Giancarlo yoktu. Suzette hâlâ başşef ve lokantanın ortağıydı. Mutfağın başındaysa genç bir şef vardı: Seth Turiansky. Yemekler iyiydi. Ricam üzerine az önce bahsettiğim makarnayı da hazırladılar. Servis, Giancarlo’nun yokluğunda da çok iyiydi. Eksik görmedim ve genç şefin birçok yemeğini, özellikle güvercinini çok beğendim. Öte yandan şefin henüz bir arayış içinde olduğunu düşündüm. İstikbal vaat ediyordu ama potansiyelini tam geliştirmemişti.
Bunun üzerinden iki sene geçti, San Francisco’da bir hafta geçirdiğimde gitmeyi istediğim lokantaların başında Acquerello vardı. Oraya gidişim özel bir güne denk geldi. Eşimin yaş gününün bir gün öncesi...
İyi ki denemişiz çünkü San Francisco’da bu sefer yediğim en iyi yemeği yemekle kalmadık, unutamayacağımız bir gece de geçirdik. Yemek, servis ve ortam; hepsi mükemmeldi. Giancarlo bu kez lokantadaydı ve bizi karşıladı. Aradan geçen yıllar ona iyi davranmış. Son derece fit. Bu arada oğlu da iyi bir someliye olmuş. Suzette de eski heyecan ve formundan bir şey kaybetmemiş.
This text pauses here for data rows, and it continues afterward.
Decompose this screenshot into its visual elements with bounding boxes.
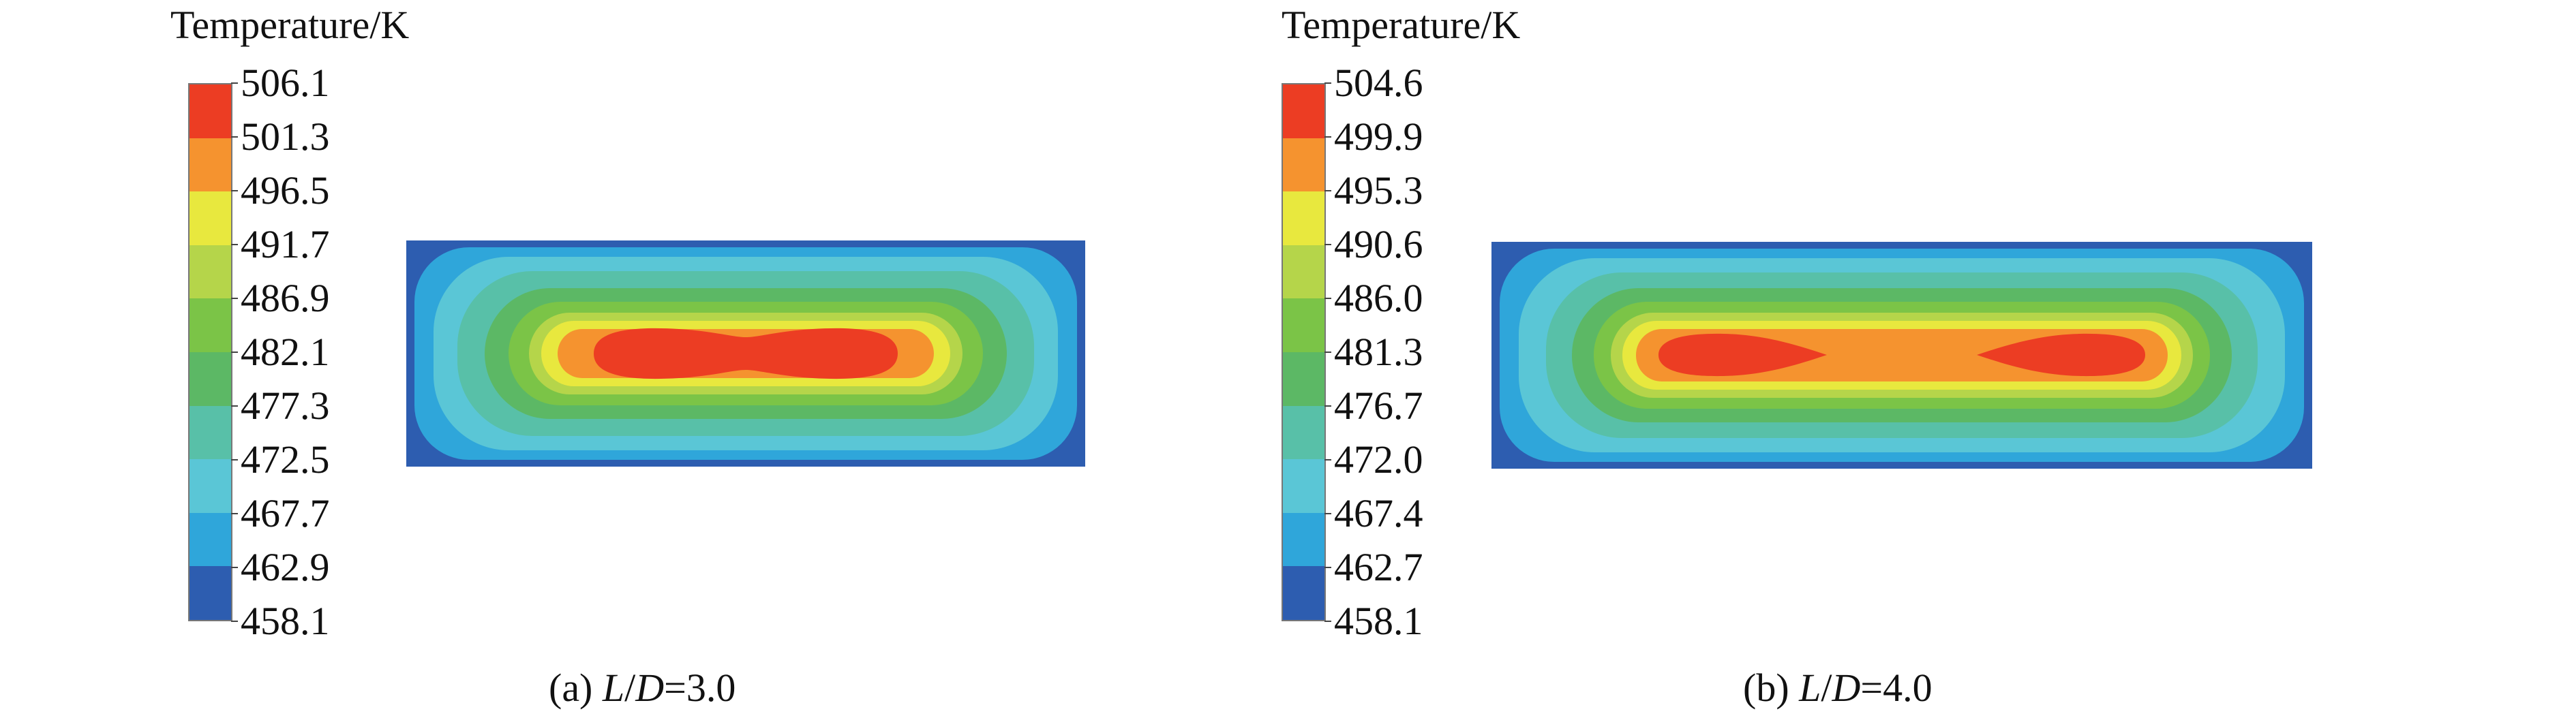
- caption-value: =4.0: [1860, 666, 1933, 710]
- colorbar-tick-mark: [231, 621, 238, 622]
- colorbar-tick-mark: [231, 405, 238, 407]
- colorbar-band: [1283, 512, 1324, 567]
- caption-prefix: (a): [549, 666, 603, 710]
- colorbar-tick-mark: [231, 244, 238, 245]
- colorbar-tick-label: 496.5: [241, 168, 330, 213]
- panel-b: Temperature/K (b) L/D=4.0 504.6 499.9 495.…: [1282, 0, 2576, 718]
- legend-title-b: Temperature/K: [1282, 3, 1521, 47]
- hot-core-left: [1658, 333, 1827, 377]
- colorbar-tick-mark: [1324, 136, 1331, 138]
- colorbar-tick-mark: [1324, 190, 1331, 191]
- colorbar-band: [190, 245, 231, 299]
- caption-var-d: D: [1832, 666, 1861, 710]
- caption-prefix: (b): [1743, 666, 1800, 710]
- colorbar-band: [190, 84, 231, 138]
- colorbar-tick-label: 467.7: [241, 491, 330, 535]
- colorbar-b: [1282, 83, 1326, 621]
- colorbar-tick-label: 490.6: [1334, 222, 1423, 266]
- hot-core-a: [594, 328, 898, 379]
- colorbar-tick-mark: [231, 567, 238, 568]
- colorbar-band: [1283, 245, 1324, 299]
- colorbar-band: [190, 512, 231, 567]
- colorbar-tick-label: 501.3: [241, 114, 330, 159]
- temperature-field-b: [1491, 242, 2312, 469]
- colorbar-tick-label: 499.9: [1334, 114, 1423, 159]
- hot-core-right: [1977, 333, 2145, 377]
- colorbar-band: [1283, 84, 1324, 138]
- caption-var-l: L: [602, 666, 625, 710]
- colorbar-tick-label: 462.9: [241, 545, 330, 589]
- colorbar-tick-mark: [231, 352, 238, 353]
- colorbar-tick-label: 472.0: [1334, 437, 1423, 482]
- colorbar-band: [1283, 459, 1324, 513]
- colorbar-tick-mark: [231, 190, 238, 191]
- colorbar-band: [190, 405, 231, 460]
- colorbar-band: [190, 138, 231, 192]
- colorbar-tick-label: 458.1: [241, 599, 330, 643]
- colorbar-band: [1283, 138, 1324, 192]
- colorbar-tick-mark: [231, 82, 238, 84]
- heatmap-svg-b: [1491, 242, 2312, 469]
- colorbar-band: [1283, 405, 1324, 460]
- colorbar-tick-label: 491.7: [241, 222, 330, 266]
- caption-value: =3.0: [664, 666, 736, 710]
- colorbar-tick-mark: [1324, 244, 1331, 245]
- colorbar-tick-mark: [1324, 513, 1331, 514]
- colorbar-band: [190, 191, 231, 245]
- colorbar-tick-label: 506.1: [241, 61, 330, 105]
- colorbar-band: [190, 298, 231, 352]
- colorbar-tick-mark: [1324, 82, 1331, 84]
- caption-b: (b) L/D=4.0: [1743, 664, 1933, 712]
- colorbar-tick-mark: [231, 459, 238, 461]
- colorbar-band: [1283, 566, 1324, 620]
- caption-a: (a) L/D=3.0: [549, 664, 736, 712]
- caption-var-d: D: [635, 666, 665, 710]
- colorbar-tick-mark: [1324, 567, 1331, 568]
- colorbar-tick-mark: [1324, 621, 1331, 622]
- colorbar-a: [188, 83, 232, 621]
- colorbar-band: [1283, 191, 1324, 245]
- colorbar-tick-label: 486.9: [241, 276, 330, 320]
- caption-var-l: L: [1799, 666, 1821, 710]
- caption-slash: /: [624, 666, 636, 710]
- colorbar-band: [190, 459, 231, 513]
- colorbar-tick-label: 472.5: [241, 437, 330, 482]
- colorbar-tick-label: 458.1: [1334, 599, 1423, 643]
- colorbar-tick-mark: [1324, 405, 1331, 407]
- colorbar-tick-label: 462.7: [1334, 545, 1423, 589]
- colorbar-tick-mark: [231, 136, 238, 138]
- colorbar-band: [1283, 352, 1324, 406]
- panel-a: Temperature/K (a) L/D=3.0 506.1 501.3 496.…: [0, 0, 1282, 718]
- colorbar-tick-mark: [1324, 298, 1331, 299]
- colorbar-tick-label: 467.4: [1334, 491, 1423, 535]
- colorbar-tick-label: 504.6: [1334, 61, 1423, 105]
- colorbar-band: [190, 566, 231, 620]
- colorbar-band: [190, 352, 231, 406]
- temperature-field-a: [406, 240, 1085, 467]
- colorbar-tick-label: 481.3: [1334, 330, 1423, 374]
- colorbar-tick-label: 486.0: [1334, 276, 1423, 320]
- colorbar-tick-label: 476.7: [1334, 384, 1423, 428]
- heatmap-svg-a: [406, 240, 1085, 467]
- legend-title-a: Temperature/K: [170, 3, 410, 47]
- colorbar-tick-mark: [231, 298, 238, 299]
- colorbar-tick-label: 495.3: [1334, 168, 1423, 213]
- colorbar-tick-label: 482.1: [241, 330, 330, 374]
- colorbar-tick-mark: [1324, 459, 1331, 461]
- colorbar-tick-mark: [1324, 352, 1331, 353]
- colorbar-band: [1283, 298, 1324, 352]
- colorbar-tick-label: 477.3: [241, 384, 330, 428]
- caption-slash: /: [1821, 666, 1832, 710]
- colorbar-tick-mark: [231, 513, 238, 514]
Öte yandan genç şef ve ekibi daha da olgunlaşmışlar. Çok kaliteli malzemelerle iyi düşünülmüş bileşimler yaratıyorlar. Şarap-yemek eşleşmesi de üst düzey. Amaç ünlü markaları art arda sıralamak değil, ‘bir artı bir’in üç etmesi... Malzeme kalitesi dedim. Üç örnek vereyim: Bıldırcın, kuzu ve wagyu (Japon sığırı)... Bıldırcın, Kaliforniya, Anderson Vadisi’nde bir çiftlikten, yaban olmamasına rağmen o derece lezzetliydi. Oregon’daki çiftlikten alınan doğal otlamış kuzu bana “Vay canına! Amerika’da bu düzeyi görmemiştim” dedirtti. Wagyu sığır da o kadar iyiydi ki Giancarlo’ya sordum, sertifikasını getirdi.
Şef Suzette Gresham, İtalya’dan yeni dönmüş. Yardımcısıyla İtalya’nın en iyi lokantalarını gezip ilham almışlar.
MUTFAKTA TÜRK DE VAR
Tadım hoşluklarından sonra ıstakoz, siyah morina balığı, bir işkembe yemeği, trüflü hamur işi, bıldırcın, kuzu ve wagyu geldi sırayla. İki de tatlı... Onlar da iz bıraktı. Yemeklerin malzeme bileşimi, dengesi ve teknik ustalık kayda değerdi. Leziz, hem damağa hem beyne hitap eden bir mutfak...
Yemek sonunda Suzette ile konuşurken şefinin bayağı olgunlaştığını belirttim. Meğer Suzette ve Seth İtalya’dan yeni dönmüş. İtalya’nın en iyi lokantalarını ziyaret edip neler olup bittiğini görüp ilham almışlar.
Darısı kabiliyetli bizim şeflerin başına. Bu arada Acquerello mutfağında genç bir Türk arkadaşın çalıştığını da öğrendim.
Acquerello şık, dingin ve rafine bir mekân.